Même le Professeur Israël Nisand, gynécologue favorable au dépistage, a déclaré lors d’une intervention devant des médecins en formation : « Le dépistage de la trisomie 21 est sûrement le moins légitime et le plus discutable de ce qu’on fait en médecine fœtale. Comment faut-il que les médecins que nous sommes […] réagissent par rapport à ce que l’on est obligé d’appeler un projet eugénique, c’est-à-dire un projet de tri des enfants à naître dans notre pays ? C’est tellement entré dans les mœurs, c’est tellement normal qu’on fasse la chasse au handicap et aux handicapés qu’il n’y a plus personne qui se pose la question là-dessus6. »

Malgré ces alertes et mises en garde, le dépistage suivi de l’éradication des personnes malades s’accentue en France. L’arrêté du 27 mai 2013 impose désormais aux praticiens de transmettre un certain nombre de données, sur la mère et le fœtus, à ceux qui vont mesurer l’efficience du diagnostic de la trisomie 21, au moment même où arrive des États-Unis un nouveau test de la trisomie 21 encore plus performant, qu’il faudra nécessairement faire financer par l’assurance-maladie. Or, son coût, selon le Comité d’éthique qui n’y trouve rien à redire, s’élèverait à un milliard d’euros pour la France.

Ces quelques lignes n’ont apparemment que peu de rapport avec le titre magnifique de ce livre Ces surdoués de la relation. Disons plutôt que mon texte est à celui de Julien Perfumo ce que la guerre est à la paix. Cette préface est un faire-valoir. L’important n’est pas ce que vous venez de lire, c’est ce que vous allez lire sous la plume de Julien Perfumo. Mais pourra-t-il encore l’écrire demain s’il n’y a plus de naissances d’enfants trisomiques ?

Pour que ce livre ne soit pas un mémorial mais plutôt un projet, je ne pouvais pas ne pas écrire cette préface. Elle décrit l’enfer que nous devons éviter à « ces surdoués de la relation ». Elle laisse à Julien Perfumo le soin de dépeindre, sinon le Paradis, du moins la société civilisée qui devrait les accueillir, étant entendu que la qualité d’une civilisation se mesure au respect qu’elle porte aux plus faibles de ses membres. Il n’y a pas d’autre critère de jugement.

Jean-Marie LE MÉNÉprésident de la Fondation Jérôme Lejeune

(1) L’Euthanasie du fœtus, éditions Odile Jacob 1999.

(2) 4 février 2007.

(3) La Vie, mars-avril 2011.

(4) Conseil d’État, La Révision des lois de bioéthique, 2009, p. 30.

(5) Famille chrétienne, 30 mai 2009.

(6) Intervention au centre médico-chirurgical obstétrique de Strasbourg. Documentaire Naître ou ne pas naître d’Éric Lemasson, France 5, 23 mars 2010.

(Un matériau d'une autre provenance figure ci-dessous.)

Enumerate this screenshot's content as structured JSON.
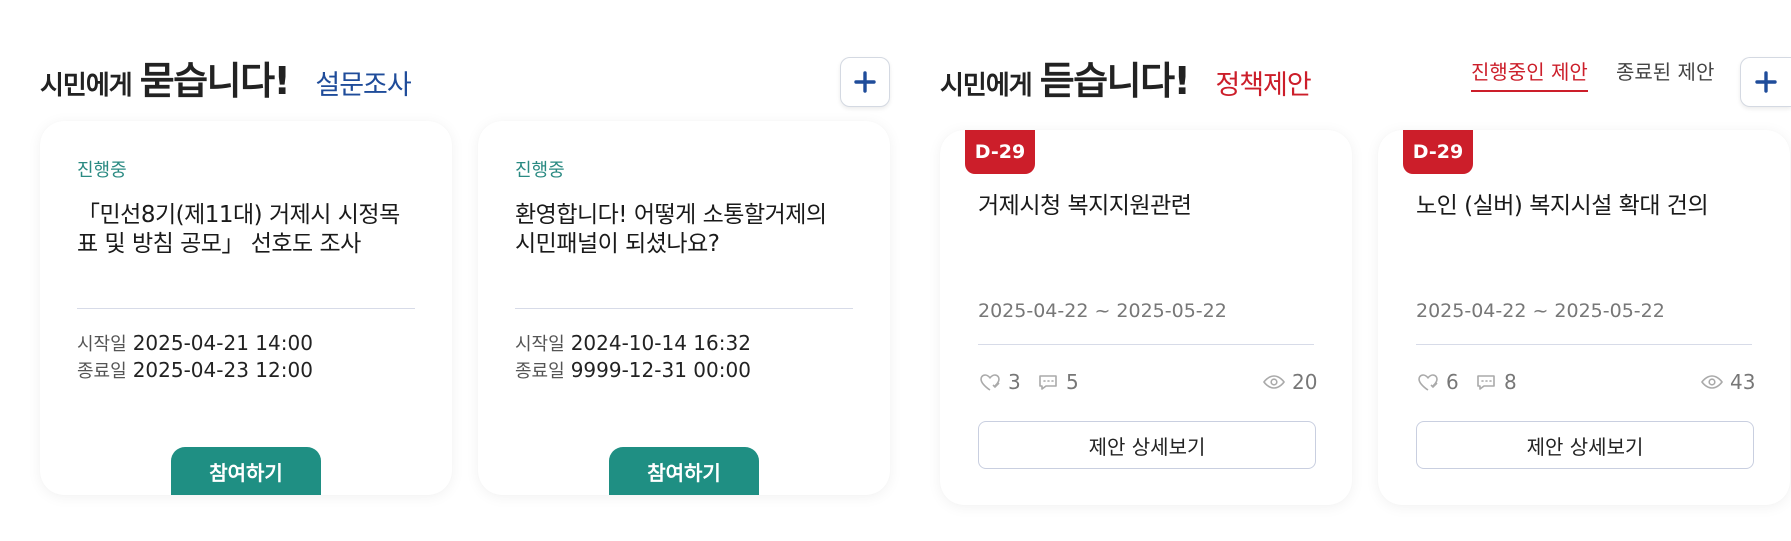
{
  "survey": {
    "heading_small": "시민에게",
    "heading_big": "묻습니다!",
    "heading_sub": "설문조사",
    "sub_color": "#1f4c9a",
    "cards": [
      {
        "status": "진행중",
        "title": "「민선8기(제11대) 거제시 시정목표 및 방침 공모」 선호도 조사",
        "start_label": "시작일",
        "start": "2025-04-21 14:00",
        "end_label": "종료일",
        "end": "2025-04-23 12:00",
        "button": "참여하기"
      },
      {
        "status": "진행중",
        "title": "환영합니다! 어떻게 소통할거제의 시민패널이 되셨나요?",
        "start_label": "시작일",
        "start": "2024-10-14 16:32",
        "end_label": "종료일",
        "end": "9999-12-31 00:00",
        "button": "참여하기"
      }
    ]
  },
  "proposal": {
    "heading_small": "시민에게",
    "heading_big": "듣습니다!",
    "heading_sub": "정책제안",
    "sub_color": "#cc1e2a",
    "tabs": [
      {
        "label": "진행중인 제안",
        "active": true
      },
      {
        "label": "종료된 제안",
        "active": false
      }
    ],
    "cards": [
      {
        "dday": "D-29",
        "title": "거제시청 복지지원관련",
        "period": "2025-04-22 ~ 2025-05-22",
        "likes": "3",
        "comments": "5",
        "views": "20",
        "button": "제안 상세보기"
      },
      {
        "dday": "D-29",
        "title": "노인 (실버) 복지시설 확대 건의",
        "period": "2025-04-22 ~ 2025-05-22",
        "likes": "6",
        "comments": "8",
        "views": "43",
        "button": "제안 상세보기"
      }
    ]
  },
  "icons": {
    "plus": "plus-icon",
    "like": "heart-like-icon",
    "comment": "comment-bubble-icon",
    "view": "eye-icon"
  },
  "colors": {
    "teal": "#1f8f83",
    "red": "#cc1e2a",
    "navy": "#1f4c9a"
  }
}
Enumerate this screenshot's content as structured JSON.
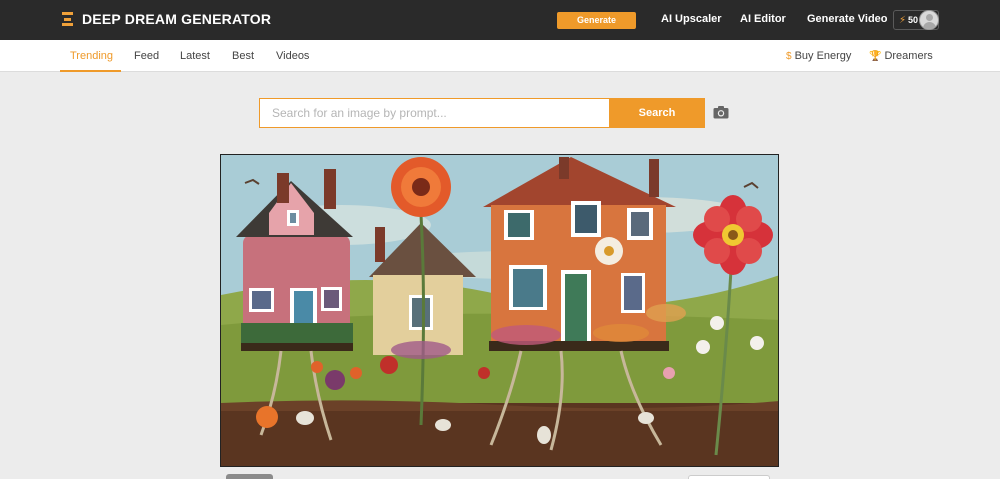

JE DÉDIE CE LIVRE À FRANÇOIS BATTISTELLI ET À CHRISTIAN HERNANDEZ

Je suis profondément reconnaissant envers mon ami François Battistelli, médecin pédiatre, avec qui j’ai eu le bonheur de travailler, de 1969 à 1976, et de qui j’ai beaucoup appris. Nous faisions alors partie de l’équipe pluridisciplinaire de l’externat médico-professionnel de Suresnes (92), accueillant des jeunes en situation de handicap mental et dirigé à sa création par Jack Germonneau, une personne très estimée de tous, d’une rare qualité et dotée de talents multiples et exceptionnels. Dans cette même ville, François Battistelli assurait également une vacation à l’externat médico-éducatif auprès d’enfants porteurs du même type de handicap.

Outre ces activités, il a exercé des fonctions diverses en milieu hospitalier et associatif, auprès de nourrissons et d’enfants touchés par le handicap et tout particulièrement la trisomie 21, et auprès de leurs parents, qui avaient grand besoin d’être écoutés, compris et accompagnés. Il a travaillé dans le service du professeur Lestradet, à l’hôpital Hérold de Paris, et a été membre de l’équipe de consultation du CESAP7 de cet hôpital. Il lui fut proposé également par la directrice médicale de cette association de faire partie de l’équipe de consultation d’une pouponnière à Montrouge (92) et de prendre en charge les nourrissons porteurs de handicap. Toujours dans le cadre du CESAP, François Battistelli fut ensuite nommé médecin responsable d’un nouvel établissement situé à Thiais (94), accueillant une centaine d’enfants polyhandicapés de 2 à 12 ans. Parmi eux, certains étaient porteurs de trisomie 21 avec malformations associées. Au sein de cette structure, une palette d’offres était proposée aux parents – une première en région parisienne.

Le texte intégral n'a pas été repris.